En su Nota conjunta sobre Descartes y la filosofía cartesiana, Péguy nos devuelve con estas palabras el gusto por el presente. El texto tiene más de un siglo pero con el salto generacional que vivimos hoy no podemos dejar de interrogarnos sobre el valor del tiempo que estamos atravesando y el valor de aquellos que en este momento están “presentes”. Porque la verdad es que nos arriesgamos a perder a nuestros jóvenes, nativos digitales (adolescentes o veinteañeros) o millennials (algo más maduros). Cada vez resulta más difícil captar sus preguntas o valores, y por tanto cada vez es más arduo acompañarlos y transmitirles nuestros ideales.
A veces es como si la diferencia de los más jóvenes o el malestar que sienten ante los adultos nos diera miedo. Resulta incluso paradójico.

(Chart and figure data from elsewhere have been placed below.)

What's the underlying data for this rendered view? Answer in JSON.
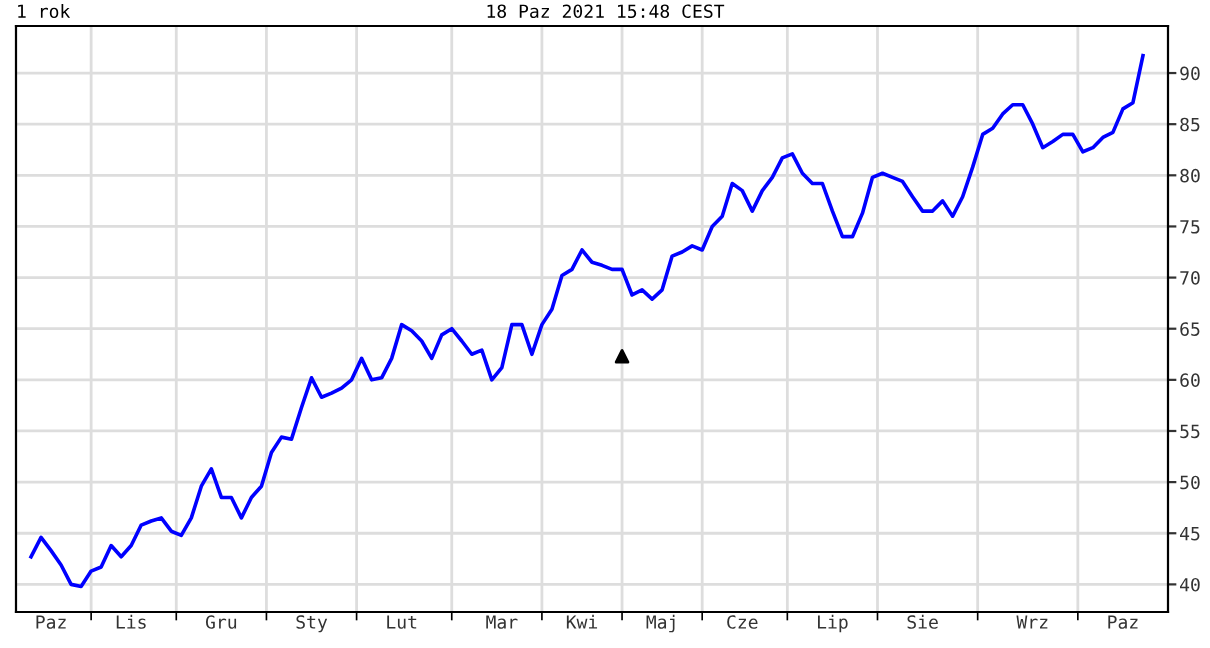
{
  "chart_data": {
    "type": "line",
    "title": "1 rok",
    "subtitle": "18 Paz 2021 15:48 CEST",
    "categories": [
      null,
      null,
      "Paz",
      null,
      null,
      null,
      null,
      null,
      null,
      null,
      "Lis",
      null,
      null,
      null,
      null,
      null,
      null,
      null,
      null,
      "Gru",
      null,
      null,
      null,
      null,
      null,
      null,
      null,
      null,
      "Sty",
      null,
      null,
      null,
      null,
      null,
      null,
      null,
      null,
      "Lut",
      null,
      null,
      null,
      null,
      null,
      null,
      null,
      null,
      null,
      "Mar",
      null,
      null,
      null,
      null,
      null,
      null,
      null,
      "Kwi",
      null,
      null,
      null,
      null,
      null,
      null,
      null,
      "Maj",
      null,
      null,
      null,
      null,
      null,
      null,
      null,
      "Cze",
      null,
      null,
      null,
      null,
      null,
      null,
      null,
      null,
      "Lip",
      null,
      null,
      null,
      null,
      null,
      null,
      null,
      null,
      "Sie",
      null,
      null,
      null,
      null,
      null,
      null,
      null,
      null,
      null,
      null,
      "Wrz",
      null,
      null,
      null,
      null,
      null,
      null,
      null,
      null,
      "Paz",
      null,
      null
    ],
    "ylim": [
      37.3,
      94.6
    ],
    "yticks": [
      40,
      45,
      50,
      55,
      60,
      65,
      70,
      75,
      80,
      85,
      90
    ],
    "grid": true,
    "legend": false,
    "series": [
      {
        "type": "line",
        "color": "#0000ff",
        "marker": "none",
        "line_style": "solid",
        "values": [
          42.7,
          44.6,
          43.3,
          41.9,
          40,
          39.8,
          41.3,
          41.7,
          43.8,
          42.7,
          43.8,
          45.8,
          46.2,
          46.5,
          45.2,
          44.8,
          46.5,
          49.6,
          51.3,
          48.5,
          48.5,
          46.5,
          48.5,
          49.6,
          52.9,
          54.4,
          54.2,
          57.3,
          60.2,
          58.3,
          58.7,
          59.2,
          60,
          62.1,
          60,
          60.2,
          62.1,
          65.4,
          64.8,
          63.8,
          62.1,
          64.4,
          65,
          63.8,
          62.5,
          62.9,
          60,
          61.2,
          65.4,
          65.4,
          62.5,
          65.4,
          66.9,
          70.2,
          70.8,
          72.7,
          71.5,
          71.2,
          70.8,
          70.8,
          68.3,
          68.8,
          67.9,
          68.8,
          72.1,
          72.5,
          73.1,
          72.7,
          75,
          76,
          79.2,
          78.5,
          76.5,
          78.5,
          79.8,
          81.7,
          82.1,
          80.2,
          79.2,
          79.2,
          76.5,
          74,
          74,
          76.3,
          79.8,
          80.2,
          79.8,
          79.4,
          77.9,
          76.5,
          76.5,
          77.5,
          76,
          77.9,
          80.8,
          84,
          84.6,
          86,
          86.9,
          86.9,
          85,
          82.7,
          83.3,
          84,
          84,
          82.3,
          82.7,
          83.7,
          84.2,
          86.5,
          87.1,
          91.7
        ]
      },
      {
        "type": "scatter",
        "color": "#000000",
        "marker": "triangle",
        "values": [
          null,
          null,
          null,
          null,
          null,
          null,
          null,
          null,
          null,
          null,
          null,
          null,
          null,
          null,
          null,
          null,
          null,
          null,
          null,
          null,
          null,
          null,
          null,
          null,
          null,
          null,
          null,
          null,
          null,
          null,
          null,
          null,
          null,
          null,
          null,
          null,
          null,
          null,
          null,
          null,
          null,
          null,
          null,
          null,
          null,
          null,
          null,
          null,
          null,
          null,
          null,
          null,
          null,
          null,
          null,
          null,
          null,
          null,
          null,
          62.3,
          null,
          null,
          null,
          null,
          null,
          null,
          null,
          null,
          null,
          null,
          null,
          null,
          null,
          null,
          null,
          null,
          null,
          null,
          null,
          null,
          null,
          null,
          null,
          null,
          null,
          null,
          null,
          null,
          null,
          null,
          null,
          null,
          null,
          null,
          null,
          null,
          null,
          null,
          null,
          null,
          null,
          null,
          null,
          null,
          null,
          null,
          null,
          null,
          null,
          null,
          null,
          null
        ]
      }
    ]
  }
}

Es como si nos contagiara el miedo de los jóvenes. ¿Pero qué podemos poner delante de su malestar? Hace poco decía Mauro Magatti que “en el mundo juvenil –un universo muy variado que se extiende desde los adolescentes hasta los 35 años– se está extendiendo el síndrome de la retirada del mundo. En los adolescentes del confinamiento se ha introducido una especie de miedo al otro y al mundo exterior, que llega hasta jóvenes de más edad que ni trabajan ni estudian porque viven atrapados en un vacío del que no logran salir”.
Diferentes de nosotros, hipertecnológicos, absorbidos por ese mundo digital que los ocupa y nunca los desconecta, necesitados de gritar sus preguntas a alguien que no tenga miedo. Buscándose a sí mismos de tal manera que llegan incluso, como en una canción de Madame y Marracash, a imaginar un diálogo con su propia alma: “eres el alma, eres mi mitad, nadie sabe cómo estás hecha, busca en tu interior y lo sabrás”.

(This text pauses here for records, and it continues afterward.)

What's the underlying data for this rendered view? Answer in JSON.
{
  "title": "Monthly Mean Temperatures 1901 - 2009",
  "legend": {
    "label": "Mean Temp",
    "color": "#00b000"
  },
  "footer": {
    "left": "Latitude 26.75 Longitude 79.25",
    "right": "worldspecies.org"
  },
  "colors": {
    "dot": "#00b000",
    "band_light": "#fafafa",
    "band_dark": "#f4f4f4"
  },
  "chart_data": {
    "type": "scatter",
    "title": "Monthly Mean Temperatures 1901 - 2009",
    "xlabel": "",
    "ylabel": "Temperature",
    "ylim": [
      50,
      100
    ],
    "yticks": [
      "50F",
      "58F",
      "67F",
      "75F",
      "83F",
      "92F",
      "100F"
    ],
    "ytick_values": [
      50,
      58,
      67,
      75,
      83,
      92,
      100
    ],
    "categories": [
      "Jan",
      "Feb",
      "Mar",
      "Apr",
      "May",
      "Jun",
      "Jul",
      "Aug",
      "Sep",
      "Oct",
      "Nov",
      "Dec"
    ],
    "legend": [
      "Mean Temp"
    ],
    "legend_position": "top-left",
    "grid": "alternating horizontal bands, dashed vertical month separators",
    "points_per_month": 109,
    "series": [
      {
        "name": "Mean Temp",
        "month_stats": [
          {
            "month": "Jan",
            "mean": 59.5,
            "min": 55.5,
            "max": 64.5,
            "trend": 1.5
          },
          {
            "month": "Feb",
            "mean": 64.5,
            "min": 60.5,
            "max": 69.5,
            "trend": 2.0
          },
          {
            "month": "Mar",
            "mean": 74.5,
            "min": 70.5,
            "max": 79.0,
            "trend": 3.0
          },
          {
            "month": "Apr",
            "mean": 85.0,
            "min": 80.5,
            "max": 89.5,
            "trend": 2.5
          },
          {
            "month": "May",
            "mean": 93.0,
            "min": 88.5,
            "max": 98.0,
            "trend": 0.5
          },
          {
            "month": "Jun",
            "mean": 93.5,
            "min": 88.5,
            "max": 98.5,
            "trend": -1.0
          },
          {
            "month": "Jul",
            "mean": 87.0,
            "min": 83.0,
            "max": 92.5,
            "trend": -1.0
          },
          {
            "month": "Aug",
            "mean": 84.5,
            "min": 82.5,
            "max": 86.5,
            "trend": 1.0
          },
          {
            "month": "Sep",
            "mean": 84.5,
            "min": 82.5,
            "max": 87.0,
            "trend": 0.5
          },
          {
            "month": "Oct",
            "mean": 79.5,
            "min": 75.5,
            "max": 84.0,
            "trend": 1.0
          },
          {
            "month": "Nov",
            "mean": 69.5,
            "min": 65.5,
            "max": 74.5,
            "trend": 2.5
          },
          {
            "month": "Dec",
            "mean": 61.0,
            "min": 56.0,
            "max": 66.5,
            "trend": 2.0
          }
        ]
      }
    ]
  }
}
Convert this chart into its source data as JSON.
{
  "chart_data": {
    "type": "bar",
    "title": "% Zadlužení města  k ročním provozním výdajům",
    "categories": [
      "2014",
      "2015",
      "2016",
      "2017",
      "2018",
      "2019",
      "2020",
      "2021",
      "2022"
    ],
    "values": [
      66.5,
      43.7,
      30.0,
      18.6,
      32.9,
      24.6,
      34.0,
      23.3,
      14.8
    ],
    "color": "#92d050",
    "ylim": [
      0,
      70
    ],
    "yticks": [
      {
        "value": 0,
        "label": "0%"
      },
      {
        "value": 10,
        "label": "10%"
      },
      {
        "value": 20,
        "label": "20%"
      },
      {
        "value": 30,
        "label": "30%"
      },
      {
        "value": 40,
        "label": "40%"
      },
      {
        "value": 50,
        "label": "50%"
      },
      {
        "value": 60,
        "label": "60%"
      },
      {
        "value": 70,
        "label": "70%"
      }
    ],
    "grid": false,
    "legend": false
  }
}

El presente y el futuro necesitan a los jóvenes y los jóvenes tienen una terrible necesidad de salir de su “retiro”. Este es el dramático desafío de este momento. Un desafío que debemos tener el coraje de llamar por su nombre, un desafío educativo. Escribía Julián Carrón en 2020: “Es difícil imaginar un reto mayor que el educativo. De hecho, el desconcierto domina en todas partes por el vértigo que experimentan los adultos (padres y educadores de todo tipo) y los jóvenes. La expresión «emergencia educativa» nunca ha estado tan cargada de significado como en estos tiempos”. Y añadía: “Las dificultades desbordan por todas partes. Pero reglas e instrucciones de uso se revelan cada vez más incapaces de suscitar el yo, de despertar su interés hasta llegar a implicarlo en un camino que le permita crecer. Una mirada llena de estima puede ser más eficaz que cualquier otra cosa”.

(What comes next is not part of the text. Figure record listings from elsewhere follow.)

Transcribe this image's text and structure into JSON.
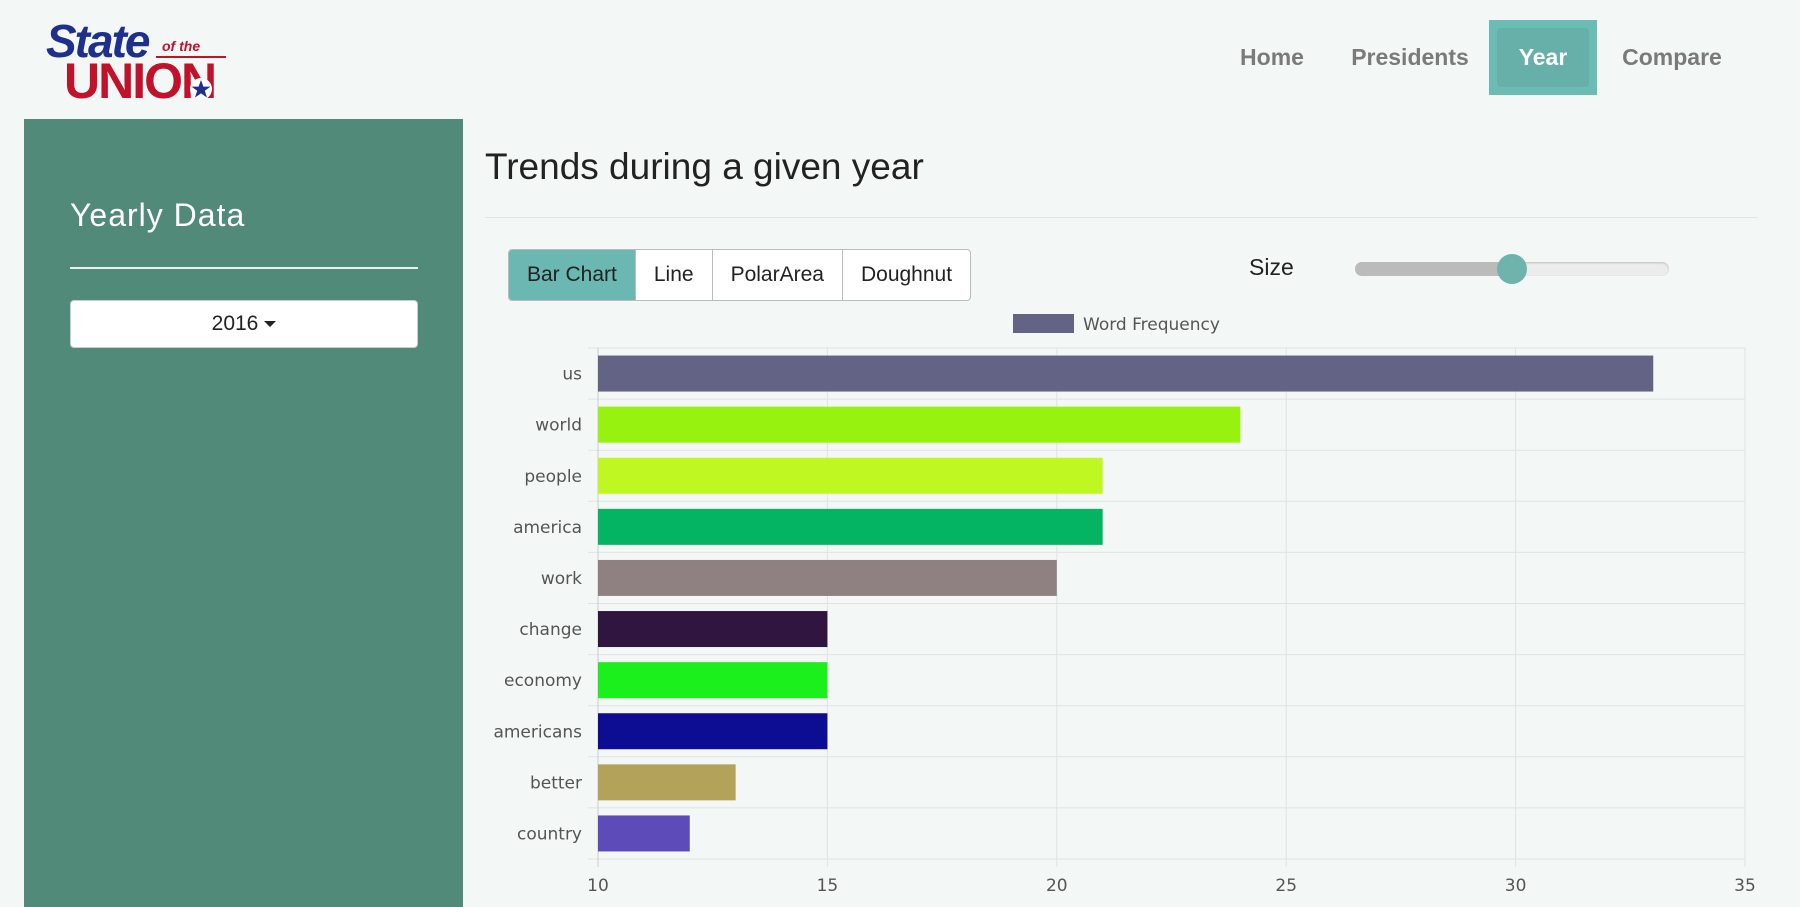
{
  "logo": {
    "line1": "State",
    "small": "of the",
    "line2": "UNION"
  },
  "nav": {
    "items": [
      {
        "label": "Home"
      },
      {
        "label": "Presidents"
      },
      {
        "label": "Year"
      },
      {
        "label": "Compare"
      }
    ],
    "active": "Year"
  },
  "sidebar": {
    "title": "Yearly Data",
    "year_selected": "2016"
  },
  "main": {
    "title": "Trends during a given year",
    "chart_types": [
      "Bar Chart",
      "Line",
      "PolarArea",
      "Doughnut"
    ],
    "active_chart_type": "Bar Chart",
    "size_label": "Size",
    "size_value_fraction": 0.5
  },
  "colors": {
    "accent": "#6bb8b3",
    "sidebar": "#528a79"
  },
  "chart_data": {
    "type": "bar",
    "orientation": "horizontal",
    "legend": "Word Frequency",
    "legend_color": "#636385",
    "categories": [
      "us",
      "world",
      "people",
      "america",
      "work",
      "change",
      "economy",
      "americans",
      "better",
      "country"
    ],
    "values": [
      33,
      24,
      21,
      21,
      20,
      15,
      15,
      15,
      13,
      12
    ],
    "colors": [
      "#636385",
      "#98f20f",
      "#bef722",
      "#04b462",
      "#8f8181",
      "#301540",
      "#1cf01c",
      "#0d0d93",
      "#b3a25a",
      "#5c4bb8"
    ],
    "xlim": [
      10,
      35
    ],
    "xticks": [
      "10",
      "15",
      "20",
      "25",
      "30",
      "35"
    ]
  }
}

¿Estima por qué? Por el único recurso que nadie podrá arrancarnos jamás, nuestro deseo. Cuanto más nos atrevamos a amar el nuestro, más podremos estimarlo en los jóvenes. Entonces también recuperaremos el gusto y el entusiasmo por buscar herramientas, ocasiones y oportunidades. El gusto de discernir las modalidades más útiles para la formación y transmisión de conocimientos y habilidades. El gusto de ser adultos ahora.
¿Y si fuera precisamente el amor a nuestros hijos, el deseo de un bien para ellos, lo que nos puede volver a poner en marcha para buscar algo o alguien capaz de despertar el deseo, sobre todo el nuestro? Una apuesta imprevista, pero quizá no muy lejana de la realidad.